Housing tax
The housing tax was an indirect but highly progressive tax that went back to the initiative of Robert Danneberg and Hugo Breitner . It was levied by the city of Vienna in the interwar period and was used to finance municipal housing in " Red Vienna ". It was the best known of the highly controversial Breitner taxes .
requirements
In the last years of the Danube Monarchy , there was a boom in private apartment buildings in Vienna due to strong population growth . However, high rents had to be paid for these Wilhelminian-style rental apartments, and there were strong fluctuations in the population due to a lack of tenant protection . With the outbreak of the war in 1914, this building boom broke down, and at the same time the housing shortage increased dramatically due to the high number of refugees, especially from Galicia . Under the pressure of the war, the government was forced to intervene to an increasing extent dirigistically in order to strengthen social cohesion and to contain discontent. In 1917, tenant protection was also established by the then conservative government. This widely popular wartime economic measure continued even after the end of the First World War and, in connection with the war and post-war inflation and the numerical linkage of rents to the so-called peace rate, led to a drastic reduction in the cost of housing for tenants. However, this also corresponded to the establishment of protected rent as a property-like right and the de facto expropriation of the homeowners. Under these circumstances, the private construction of rental apartments sank to practically zero.
Financing the superblocks
While the settlement movement was at the fore of local interest immediately after the World War , in the early 1920s there was a change of direction in the new social democratic local government. Now the construction of large residential complexes was favored, and with the municipal council resolution of January 20, 1923 on the introduction of a special purpose housing tax, their main source of financing was created. The housing tax burdened all rental properties, albeit staggered so that small apartments were charged with 2 percent of the pre-war rent and even luxury apartments with just over 36 percent of the pre-war rent. However, the most expensive 0.5 percent of the properties provided 45 percent of the total output.

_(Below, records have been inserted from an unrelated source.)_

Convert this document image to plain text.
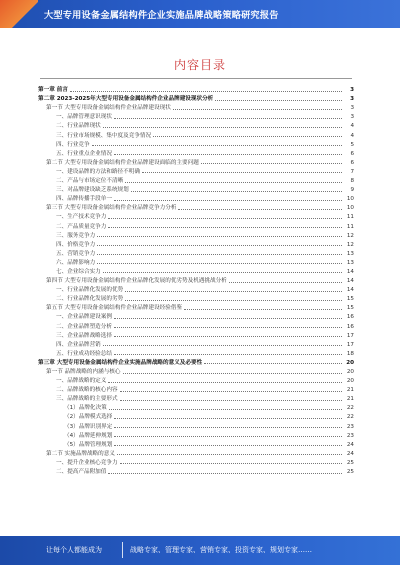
大型专用设备金属结构件企业实施品牌战略策略研究报告
内容目录
第一章 前言	3
第二章 2023-2025年大型专用设备金属结构件企业品牌建设现状分析	3
第一节 大型专用设备金属结构件企业品牌建设现状	3
一、品牌管理意识现状	3
二、行业品牌现状	4
三、行业市场规模、集中度及竞争情况	4
四、行业竞争	5
五、行业重点企业情况	6
第二节 大型专用设备金属结构件企业品牌建设面临的主要问题	6
一、建设品牌的方法和路径不明确	7
二、产品与市场定位不清晰	8
三、对品牌建设缺乏系统规划	9
四、品牌传播手段单一	10
第三节 大型专用设备金属结构件企业品牌竞争力分析	10
一、生产技术竞争力	11
二、产品质量竞争力	11
三、服务竞争力	12
四、价格竞争力	12
五、营销竞争力	13
六、品牌影响力	13
七、企业综合实力	14
第四节 大型专用设备金属结构件企业品牌化发展的优劣势及机遇挑战分析	14
一、行业品牌化发展的优势	14
二、行业品牌化发展的劣势	15
第五节 大型专用设备金属结构件企业品牌建设经验借鉴	15
一、企业品牌建设案例	16
二、企业品牌塑造分析	16
三、企业品牌战略选择	17
四、企业品牌营销	17
五、行业成功经验总结	18
第三章 大型专用设备金属结构件企业实施品牌战略的意义及必要性	20
第一节 品牌战略的内涵与核心	20
一、品牌战略的定义	20
二、品牌战略的核心内容	21
三、品牌战略的主要形式	21
（1）品牌化决策	22
（2）品牌模式选择	22
（3）品牌识别界定	23
（4）品牌延伸规划	23
（5）品牌管理规划	24
第二节 实施品牌战略的意义	24
一、提升企业核心竞争力	25
二、提高产品附加值	25
让每个人都能成为	战略专家、管理专家、营销专家、投资专家、规划专家……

The housing tax became the best known of the 18 so-called Breitner taxes, indirect taxes, which were aimed primarily at luxury consumption (cars, horses, domestic staff, visits to entertainment venues, etc.).
In 1927, Breitner's “taxes on luxury and special expenses” accounted for almost 65 million schillings; this corresponded to about 36 percent of Vienna's tax income and 20 percent of the city's total income.
Inflation and tenant protection had practically expropriated the previous class of landlords - often traders. Under these circumstances, commercial rental housing construction was out of the question. This led to the stepping in of the community, whose construction activity must also be seen as a functional equivalent of the non-existent private construction activity. In the short term, it benefited from the drop in property prices, which enabled the municipality of Vienna to acquire large property reserves with relatively little effort, such as the so-called “Drasche Belt” in the south of the city, which stretched from Meidling to Kaiserebersdorf , or the “Frankl -Reasons". By 1922, the property of the municipality of Vienna had increased from 5487 ha to 57,670 ha, and at the beginning of 1924 the city was already the largest landowner and had 2.6 million square meters of building land.
On the newly erected superblocks - the first was the Fuchsenfeldhof - the notes “Built with the funds of the housing tax” were always attached. With the onset of the global economic crisis , the increasing curtailment of Vienna's tax sovereignty in the financial equalization of the Tax Sharing Act and the political changes of the 1930s, this housing finance system came up against its political and economic limits.
Individual evidence
- ^ According to Felix Czeike : History of the City of Vienna , Vienna 1981, p. 273
- ^ According to dasrotewien web lexicon, keyword municipal housing (here as a web link)
- ↑ Dasrotewien web dictionary, ibid
literature
- Alfred Georg Frei, Anton Pelinka: The labor movement and the "grass roots" using the example of Viennese housing policy 1919-1934 , Braumüller Verlag, Vienna 1991
- Hans Hautmann, Rudolf Hautmann: The municipal housing of the Red Vienna , Schönbrunn Verlag, Vienna 1980.
- Albert Lichtblau : Viennese housing policy 1892-1919 , publisher for social criticism , Vienna 1984, ISBN 3-900351-33-3 .
- Helmut Weihsmann: The Red Vienna. Social democratic architecture and local politics 1919-34 . 1985, ISBN 3-85371-181-2 .
- Erich Bramhas: The Wiener Gemeindebau: From Karl-Marx-Hof to Hundertwasserhaus , Birkhäuser, Basel 1987, ISBN 3-7643-1797-3 .
Web link
- Municipal housing. In: dasrotewien.at - Web dictionary of the Viennese social democracy. SPÖ Vienna (Ed.)